Wang Shuaiqun, Kong Wei, Deng Jin, Gao Shangce, Zeng Weiming
College of Information Engineering, Shanghai Maritime University, Shanghai, China.
Faculty of Engineering, University of Toyama, Toyama, Japan.
Comb Chem High Throughput Screen. 2018;21(6):420-430. doi: 10.2174/1386207321666180601074349.
Redundant information of microarray gene expression data makes it difficult for cancer classification. Hence, it is very important for researchers to find appropriate ways to select informative genes for better identification of cancer. This study was undertaken to present a hybrid feature selection method mRMR-ICA which combines minimum redundancy maximum relevance (mRMR) with imperialist competition algorithm (ICA) for cancer classification in this paper.
The presented algorithm mRMR-ICA utilizes mRMR to delete redundant genes as preprocessing and provide the small datasets for ICA for feature selection. It will use support vector machine (SVM) to evaluate the classification accuracy for feature genes. The fitness function includes classification accuracy and the number of selected genes.
Ten benchmark microarray gene expression datasets are used to test the performance of mRMR-ICA. Experimental results including the accuracy of cancer classification and the number of informative genes are improved for mRMR-ICA compared with the original ICA and other evolutionary algorithms.

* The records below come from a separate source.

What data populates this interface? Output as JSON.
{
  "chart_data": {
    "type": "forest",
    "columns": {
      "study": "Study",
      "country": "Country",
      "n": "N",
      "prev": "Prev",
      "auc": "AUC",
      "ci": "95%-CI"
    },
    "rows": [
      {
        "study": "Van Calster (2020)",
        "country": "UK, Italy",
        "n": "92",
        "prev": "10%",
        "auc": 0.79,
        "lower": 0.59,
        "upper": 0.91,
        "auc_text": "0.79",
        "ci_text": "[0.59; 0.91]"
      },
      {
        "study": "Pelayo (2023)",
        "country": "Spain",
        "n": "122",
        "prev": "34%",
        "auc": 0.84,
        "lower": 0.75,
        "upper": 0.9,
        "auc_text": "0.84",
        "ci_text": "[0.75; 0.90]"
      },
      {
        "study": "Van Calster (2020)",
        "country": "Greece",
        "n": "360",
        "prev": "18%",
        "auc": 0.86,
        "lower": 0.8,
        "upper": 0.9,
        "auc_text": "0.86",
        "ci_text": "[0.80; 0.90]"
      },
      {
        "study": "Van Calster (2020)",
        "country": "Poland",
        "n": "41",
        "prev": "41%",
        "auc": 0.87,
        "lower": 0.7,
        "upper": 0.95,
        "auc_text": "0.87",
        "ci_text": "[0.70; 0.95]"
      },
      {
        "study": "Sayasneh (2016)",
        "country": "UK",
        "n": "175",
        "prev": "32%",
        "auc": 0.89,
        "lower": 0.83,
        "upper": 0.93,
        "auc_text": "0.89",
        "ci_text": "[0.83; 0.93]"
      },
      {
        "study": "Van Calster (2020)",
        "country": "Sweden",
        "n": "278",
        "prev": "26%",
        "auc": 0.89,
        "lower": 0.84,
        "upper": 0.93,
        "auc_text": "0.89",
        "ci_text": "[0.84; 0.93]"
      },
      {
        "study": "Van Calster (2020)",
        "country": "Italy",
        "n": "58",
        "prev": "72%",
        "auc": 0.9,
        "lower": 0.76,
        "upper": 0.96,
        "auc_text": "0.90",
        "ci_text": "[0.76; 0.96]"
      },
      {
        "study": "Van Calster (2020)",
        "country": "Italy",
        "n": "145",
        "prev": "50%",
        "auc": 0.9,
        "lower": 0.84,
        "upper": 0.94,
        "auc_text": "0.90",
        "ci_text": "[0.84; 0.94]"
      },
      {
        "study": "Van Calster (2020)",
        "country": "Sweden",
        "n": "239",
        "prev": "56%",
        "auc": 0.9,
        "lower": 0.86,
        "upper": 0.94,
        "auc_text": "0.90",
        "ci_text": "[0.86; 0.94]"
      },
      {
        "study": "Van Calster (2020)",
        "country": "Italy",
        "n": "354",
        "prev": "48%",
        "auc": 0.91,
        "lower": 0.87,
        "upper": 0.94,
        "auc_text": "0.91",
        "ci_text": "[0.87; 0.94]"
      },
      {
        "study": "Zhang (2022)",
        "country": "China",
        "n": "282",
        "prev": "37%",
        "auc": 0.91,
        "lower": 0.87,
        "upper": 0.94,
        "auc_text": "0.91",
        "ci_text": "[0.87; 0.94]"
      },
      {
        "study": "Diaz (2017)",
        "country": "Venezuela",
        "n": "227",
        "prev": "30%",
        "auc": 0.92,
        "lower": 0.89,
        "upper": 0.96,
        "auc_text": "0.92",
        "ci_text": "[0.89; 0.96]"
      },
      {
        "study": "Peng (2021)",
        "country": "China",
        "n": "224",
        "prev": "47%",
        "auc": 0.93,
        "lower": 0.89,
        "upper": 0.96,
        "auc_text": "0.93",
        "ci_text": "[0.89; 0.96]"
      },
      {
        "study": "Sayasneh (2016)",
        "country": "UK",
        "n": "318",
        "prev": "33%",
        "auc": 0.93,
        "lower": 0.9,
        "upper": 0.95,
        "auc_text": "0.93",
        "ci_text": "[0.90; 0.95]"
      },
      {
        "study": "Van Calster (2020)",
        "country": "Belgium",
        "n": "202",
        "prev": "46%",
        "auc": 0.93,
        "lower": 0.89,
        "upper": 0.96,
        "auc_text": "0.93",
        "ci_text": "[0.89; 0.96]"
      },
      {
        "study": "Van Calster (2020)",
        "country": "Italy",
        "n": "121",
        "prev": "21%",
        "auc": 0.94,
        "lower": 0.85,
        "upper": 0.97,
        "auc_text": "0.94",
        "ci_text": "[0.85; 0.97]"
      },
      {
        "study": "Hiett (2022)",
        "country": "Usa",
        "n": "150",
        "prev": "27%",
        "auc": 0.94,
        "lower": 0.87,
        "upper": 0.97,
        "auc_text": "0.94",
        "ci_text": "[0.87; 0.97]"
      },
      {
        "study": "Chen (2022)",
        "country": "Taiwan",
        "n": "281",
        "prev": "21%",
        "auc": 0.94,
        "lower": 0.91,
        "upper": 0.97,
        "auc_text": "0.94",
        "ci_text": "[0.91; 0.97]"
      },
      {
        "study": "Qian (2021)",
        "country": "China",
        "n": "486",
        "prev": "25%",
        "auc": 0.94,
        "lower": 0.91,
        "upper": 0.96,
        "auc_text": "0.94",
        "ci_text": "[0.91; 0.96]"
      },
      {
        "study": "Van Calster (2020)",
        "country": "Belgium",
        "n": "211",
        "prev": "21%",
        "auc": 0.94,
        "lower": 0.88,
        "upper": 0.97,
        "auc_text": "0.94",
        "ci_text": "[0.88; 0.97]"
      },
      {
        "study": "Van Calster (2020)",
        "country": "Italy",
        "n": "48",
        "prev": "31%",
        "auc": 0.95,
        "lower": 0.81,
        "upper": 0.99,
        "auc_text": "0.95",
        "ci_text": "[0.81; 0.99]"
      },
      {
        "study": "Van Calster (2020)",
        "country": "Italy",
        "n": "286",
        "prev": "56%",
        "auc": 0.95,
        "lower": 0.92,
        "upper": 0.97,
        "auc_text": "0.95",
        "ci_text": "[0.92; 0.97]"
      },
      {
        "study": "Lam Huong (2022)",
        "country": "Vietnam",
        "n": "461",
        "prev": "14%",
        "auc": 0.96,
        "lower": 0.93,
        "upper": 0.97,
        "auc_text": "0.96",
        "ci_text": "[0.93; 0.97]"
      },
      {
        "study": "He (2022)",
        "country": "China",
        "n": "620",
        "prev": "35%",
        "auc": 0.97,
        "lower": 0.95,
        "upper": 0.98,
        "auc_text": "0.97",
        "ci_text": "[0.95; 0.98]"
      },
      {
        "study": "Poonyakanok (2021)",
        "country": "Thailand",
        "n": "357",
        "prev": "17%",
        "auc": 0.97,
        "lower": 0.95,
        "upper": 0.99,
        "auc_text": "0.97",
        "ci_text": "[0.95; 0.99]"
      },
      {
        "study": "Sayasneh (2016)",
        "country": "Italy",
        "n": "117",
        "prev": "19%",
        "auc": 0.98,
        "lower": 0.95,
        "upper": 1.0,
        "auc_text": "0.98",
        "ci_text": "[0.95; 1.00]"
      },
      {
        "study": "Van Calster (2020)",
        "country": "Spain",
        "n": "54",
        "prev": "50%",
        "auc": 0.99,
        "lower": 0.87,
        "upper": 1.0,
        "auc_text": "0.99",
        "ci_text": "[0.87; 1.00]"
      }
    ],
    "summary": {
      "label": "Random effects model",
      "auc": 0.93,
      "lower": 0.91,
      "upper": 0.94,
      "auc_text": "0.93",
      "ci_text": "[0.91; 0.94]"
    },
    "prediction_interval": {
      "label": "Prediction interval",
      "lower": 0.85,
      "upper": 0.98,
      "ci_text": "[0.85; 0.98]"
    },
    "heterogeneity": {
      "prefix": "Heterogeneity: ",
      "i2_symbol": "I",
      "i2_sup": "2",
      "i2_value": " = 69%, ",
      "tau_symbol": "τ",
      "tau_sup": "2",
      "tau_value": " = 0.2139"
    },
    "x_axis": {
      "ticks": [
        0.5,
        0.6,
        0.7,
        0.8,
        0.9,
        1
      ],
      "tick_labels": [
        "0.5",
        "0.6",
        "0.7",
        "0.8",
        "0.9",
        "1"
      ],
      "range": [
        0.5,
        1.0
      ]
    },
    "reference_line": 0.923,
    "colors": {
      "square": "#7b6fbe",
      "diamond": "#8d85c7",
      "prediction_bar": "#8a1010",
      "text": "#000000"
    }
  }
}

The comparison results demonstrate that mRMR-ICA can effectively delete redundant genes to ensure that the algorithm selects fewer informative genes to get better classification results. It also can shorten calculation time and improve efficiency.
微阵列基因表达数据中的冗余信息给癌症分类带来困难。因此,对于研究人员来说,找到合适的方法来选择信息性基因以更好地识别癌症非常重要。本文开展此项研究旨在提出一种将最小冗余最大相关性(mRMR)与帝国主义竞争算法(ICA)相结合的混合特征选择方法mRMR - ICA用于癌症分类。
所提出的算法mRMR - ICA利用mRMR作为预处理来删除冗余基因,并为ICA提供小数据集进行特征选择。它将使用支持向量机(SVM)来评估特征基因的分类准确性。适应度函数包括分类准确性和所选基因的数量。
使用十个基准微阵列基因表达数据集来测试mRMR - ICA的性能。与原始ICA和其他进化算法相比,mRMR - ICA的实验结果在癌症分类准确性和信息性基因数量方面都有所提高。
比较结果表明,mRMR - ICA可以有效地删除冗余基因,确保算法选择较少的信息性基因以获得更好的分类结果。它还可以缩短计算时间并提高效率。